Finbar Feargal Furey (born 28 September 1946) is a multi-instrumental Irish folk musician. He is best known for the band he formed with his brothers, The Fureys. The Fureys were formed in Ballyfermot, Dublin, where they grew up.

==Early life==
Finbar Feargal Furey was born on 28 September 1946 in Ballyfermot, Dublin. Finbar's well-known musician father, Ted, started him on the Uilleann pipes while he was very young. By his teens, he had won three All Ireland Medals, The Oireachtas, and many Feisanna. He was the only piper to win the All Ireland, the Oireachtas medal and the four province titles in the same year. Finbar is an Irish Traveller.

==Career==

Finbar popularised the pipes worldwide while on tour with his brother Eddie in the 1960s. In 1969, Finbar and Eddie began touring as backup musicians for the influential Irish folk group The Clancy Brothers. Finbar played the pipes, as well as the banjo, tin whistle, and guitar with the group live, on television, and on recordings. The Furey brothers left the group the following year and began performing as a duo again. Finbar and Eddie were awarded Single of the Year by John Peel in 1972.

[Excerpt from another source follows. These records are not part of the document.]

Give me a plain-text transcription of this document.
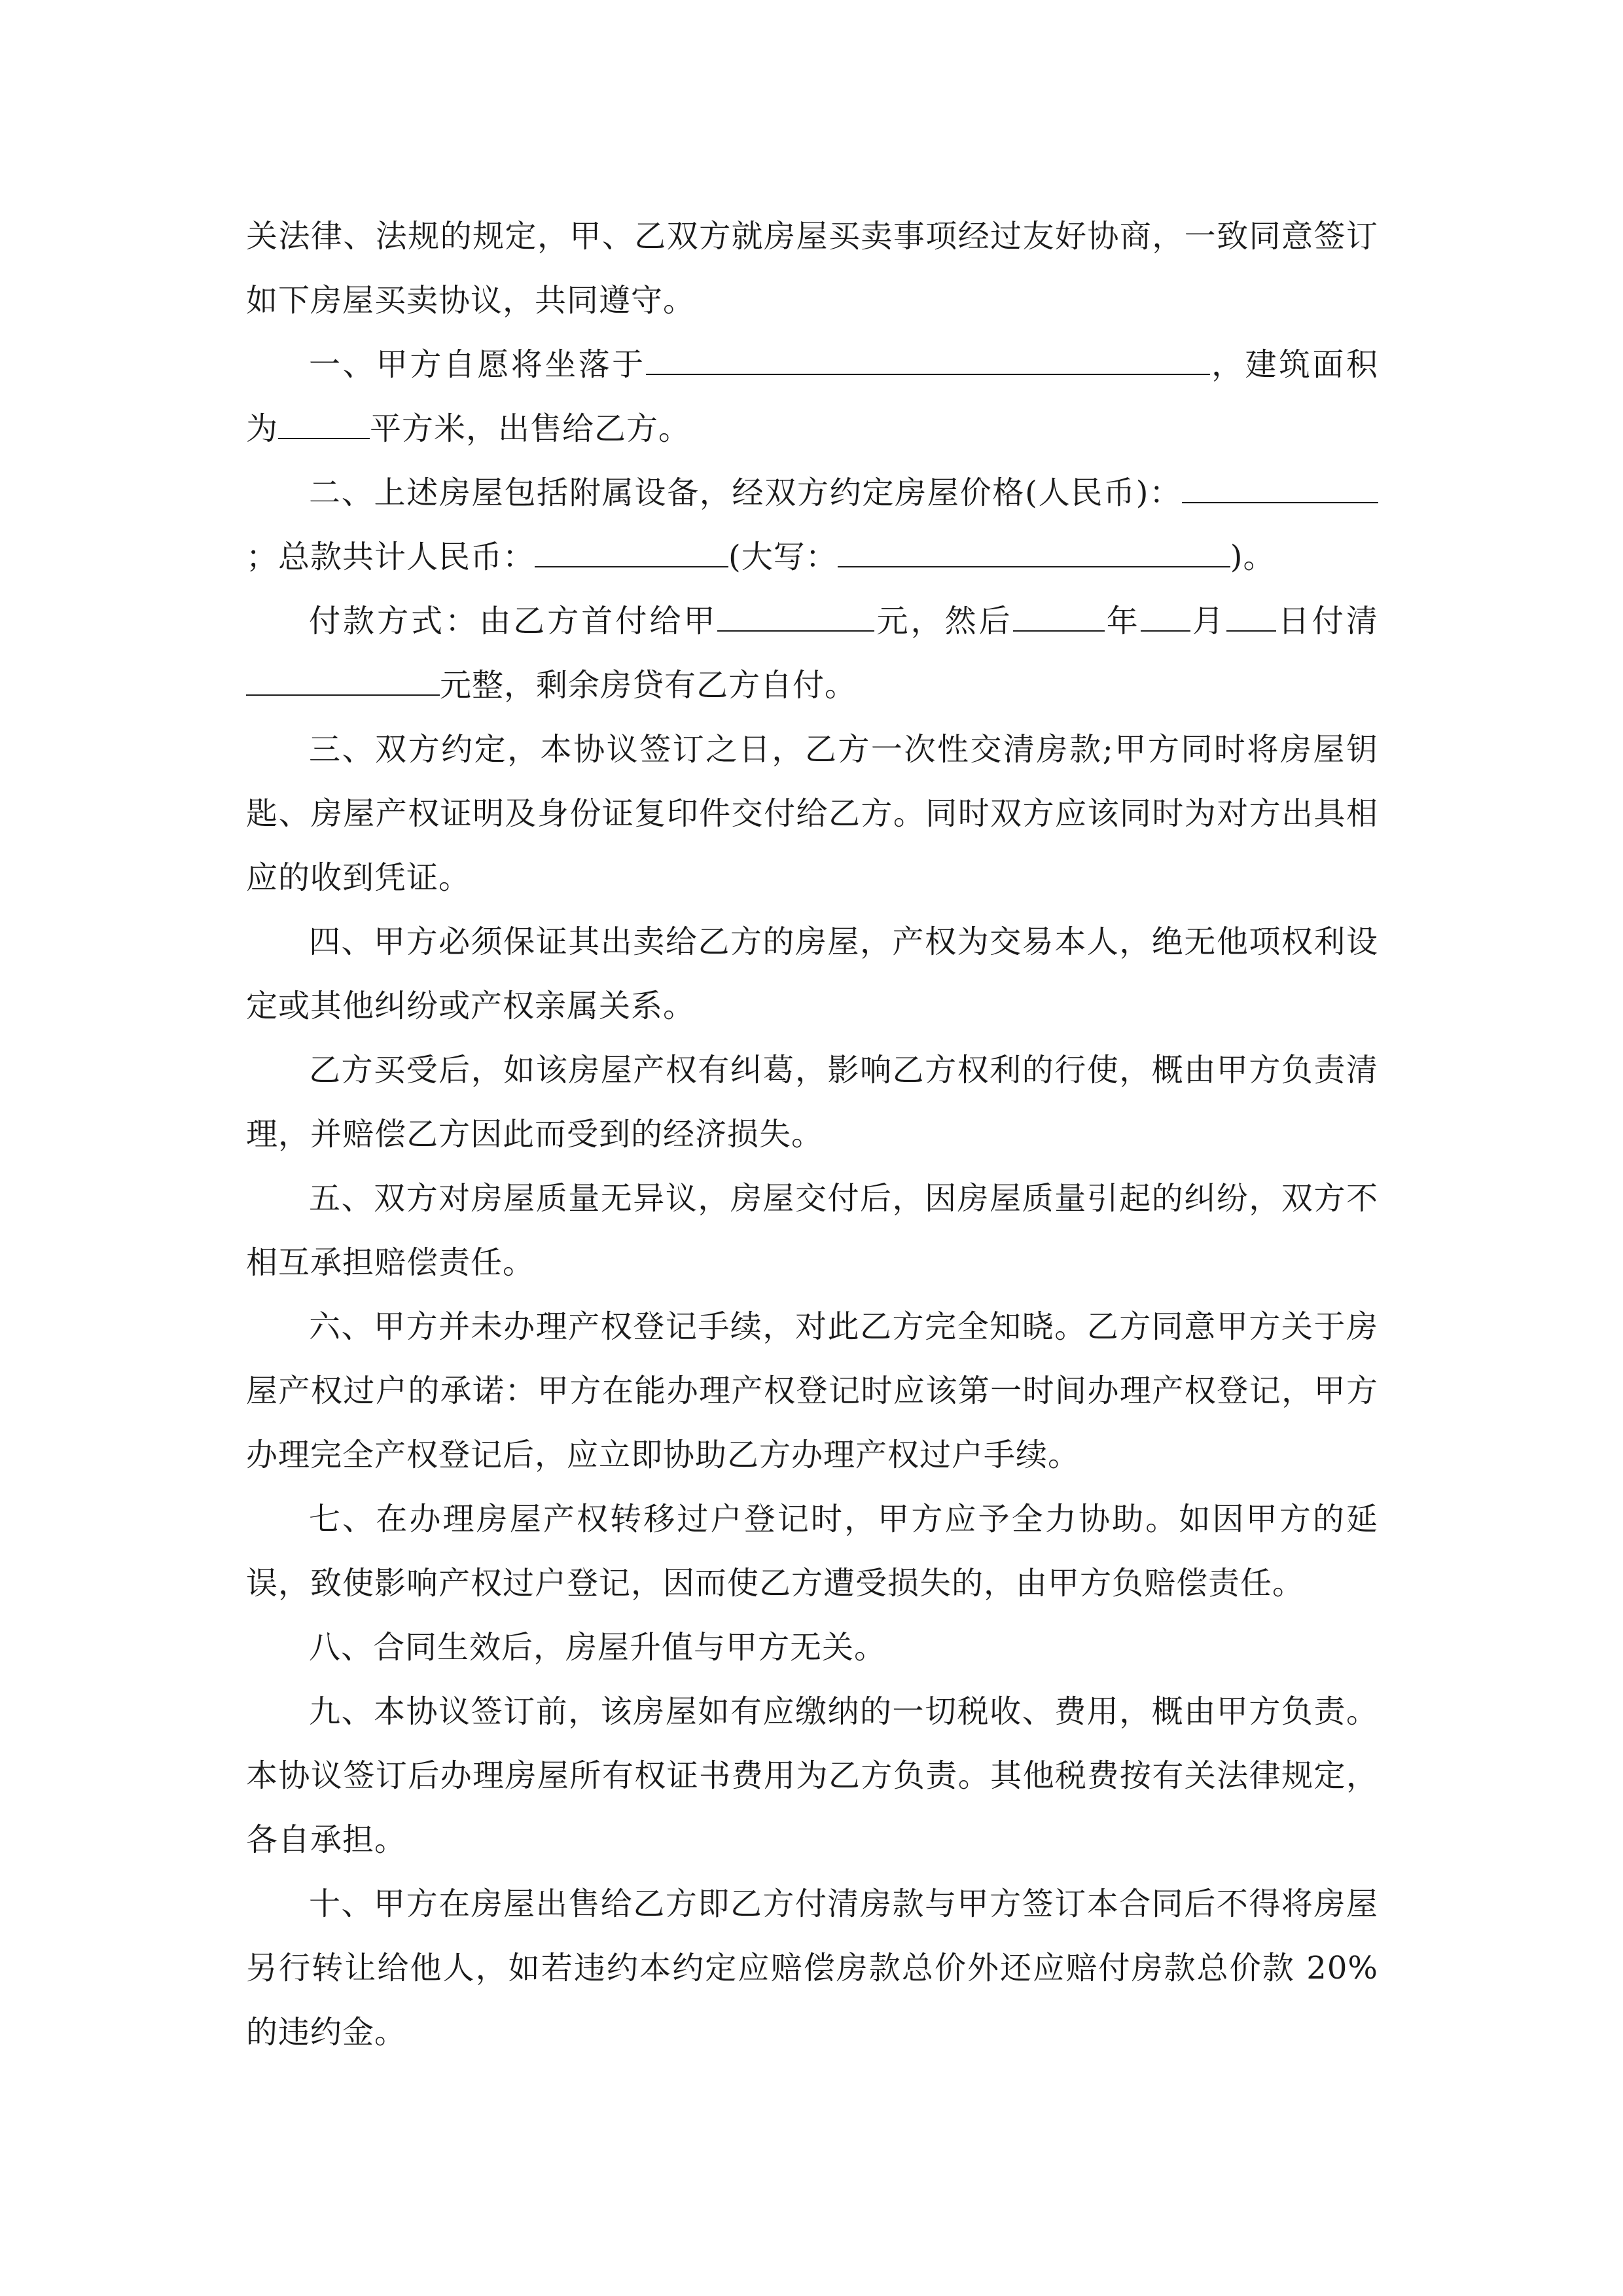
关法律、法规的规定，甲、乙双方就房屋买卖事项经过友好协商，一致同意签订如下房屋买卖协议，共同遵守。

一、甲方自愿将坐落于	，建筑面积为	平方米，出售给乙方。

二、上述房屋包括附属设备，经双方约定房屋价格(人民币)：；总款共计人民币：	(大写：	)。

付款方式：由乙方首付给甲	元，然后	年 月 日付清元整，剩余房贷有乙方自付。

三、双方约定，本协议签订之日，乙方一次性交清房款;甲方同时将房屋钥匙、房屋产权证明及身份证复印件交付给乙方。同时双方应该同时为对方出具相应的收到凭证。

四、甲方必须保证其出卖给乙方的房屋，产权为交易本人，绝无他项权利设定或其他纠纷或产权亲属关系。

乙方买受后，如该房屋产权有纠葛，影响乙方权利的行使，概由甲方负责清理，并赔偿乙方因此而受到的经济损失。

五、双方对房屋质量无异议，房屋交付后，因房屋质量引起的纠纷，双方不相互承担赔偿责任。

六、甲方并未办理产权登记手续，对此乙方完全知晓。乙方同意甲方关于房屋产权过户的承诺：甲方在能办理产权登记时应该第一时间办理产权登记，甲方办理完全产权登记后，应立即协助乙方办理产权过户手续。

七、在办理房屋产权转移过户登记时，甲方应予全力协助。如因甲方的延误，致使影响产权过户登记，因而使乙方遭受损失的，由甲方负赔偿责任。

八、合同生效后，房屋升值与甲方无关。

九、本协议签订前，该房屋如有应缴纳的一切税收、费用，概由甲方负责。本协议签订后办理房屋所有权证书费用为乙方负责。其他税费按有关法律规定，各自承担。

十、甲方在房屋出售给乙方即乙方付清房款与甲方签订本合同后不得将房屋另行转让给他人，如若违约本约定应赔偿房款总价外还应赔付房款总价款 20%的违约金。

When the younger brothers Paul and George joined the band, several years later, The Fureys enjoyed hits including When You Were Sweet Sixteen, Tara Hill, Green Fields of France, Red Rose Café, and The Lonesome Boatman. In Britain, they became one of the first Irish folk groups to play on Top of the Pops.

In 1997, after nearly thirty years as The Fureys' front man, Finbar decided the time was right to follow his own path as a singer songwriter. He decided to step aside and pursue his solo career, to present his definitive one-man show, and to explore new pastures as a singer, producer, and writer.

In the early 2000s, Finbar began an acting career. His first appearance was in the Martin Scorsese film Gangs of New York. He has also appeared in 2004's Adam & Paul, 2007's Strength and Honour, 2010s short Paris Sexy, and the RTÉ Television series Love/Hate.

In 2011 he released the album Colours on Dolphin Music. The album, which featured guest performances from Mary Black and Shayne Ward, was released in North America in 2012 on the Valley Entertainment record label.

In August 2013, Furey appeared on the Irish television show The Hit. He recorded a single pitched by a songwriter, Gerry Fleming, "The Last Great Love Song", which charted at number one in the Irish charts, against Mundy's song "Jigsaw Man" written by Mark Walsh, which charted at number five. The song was performed again with the RTÉ Concert Orchestra in the final and came first place in the public vote, earning the title "The Ultimate Hit".

In 2023, he released the album "Moments in Time" including a collection of his own compositions along with traditional songs.